With open technology, Android helps developers keep up with the rapid change in the payments space
While many advancements in the payments space are consumer-driven, software developers can take credit for a tech trend gaining momentum: Android terminals.
Traditionally, developing software for a vendor’s payment terminal required working with a proprietary development platform and operating system. So, development not only took a significant investment of time and resources, but payment technology companies and acquirers also needed to find developers with expertise in that platform. While there is a limited number of developers who are experts in the various proprietary payment terminal platforms Android developers are much easier to find.
What Developers Can Do with Android
Once a payment technology company or acquirer assembles a world-class Android development team, the sky’s the limit. Android is an open platform, enabling integration with a broad range of solutions. This gives integrators, processors, acquirers in the payment space the opportunity to add functionality, like integration with accounts payable and invoicing. The door is also open to differentiating their offerings with solutions that meet the needs of certain verticals. For example, providing a terminal for nonprofits that can easily accept small donations via contactless payment or mobile wallet, or a pay-at-the-table solution for restaurants.
Furthermore, Android helps developers take those solutions to market more quickly. The Android OS includes resources that make developers’ lives easier, including communications and process flow. Access to these resources gives developers an easier path to completing projects. Overall, Android allows developers to create new features for payment solutions and do it in less time.

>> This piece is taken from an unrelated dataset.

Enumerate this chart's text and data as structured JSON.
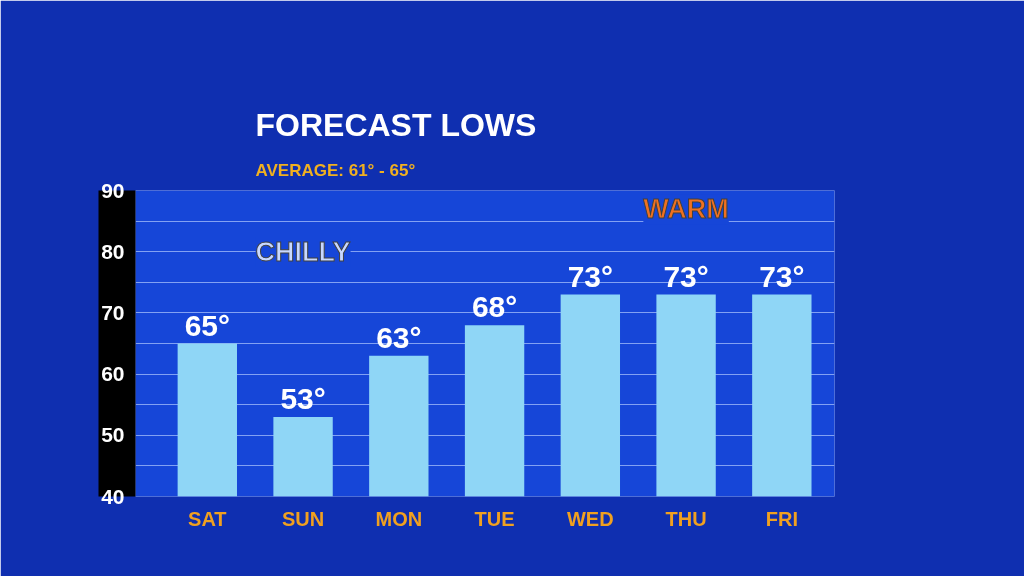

What Transactions Look Like at an Android Terminal
Although Android undoubtedly offers developers advantages, merchants and consumers also enjoy the benefits. For example, using Ingenico’s Axium DX8000 terminal, which runs on the Android OS, colours and font sizes can be programmed easily to assist consumers with vision impairments. The audio port on the DX8000 can be leveraged to help consumers with a visual impairment listen to terminal prompts on the terminal, if the prompts are difficult to see.
The large-screen on the DX8000 also creates an opportunity for merchants to engage customers at the point of sale with graphical images and messaging or even with ads to create a new revenue stream. These types of features can enhance experiences for consumers and also help small business owners compete more effectively with larger businesses that have invested in developing these capabilities at the point of sale.
The Outlook for Android Terminals
Over the last decade, the payment ecosystem has evolved rapidly, and it appears that change will continue to occur faster and faster. Developers of payment terminal solutions will find it difficult to keep up if they must continue to work with proprietary payment terminal platforms. Working with an Android payment terminal platform enables speed and flexibility that produces product features that drive consumer and merchant demand. Product development is easier and results in faster quality assurance testing when using Android terminals.
It's a win for integrators, processors and acquirers committed to innovation, but ultimately, merchants and consumers will benefit from feature-rich, user-friendly experiences at the point of sale.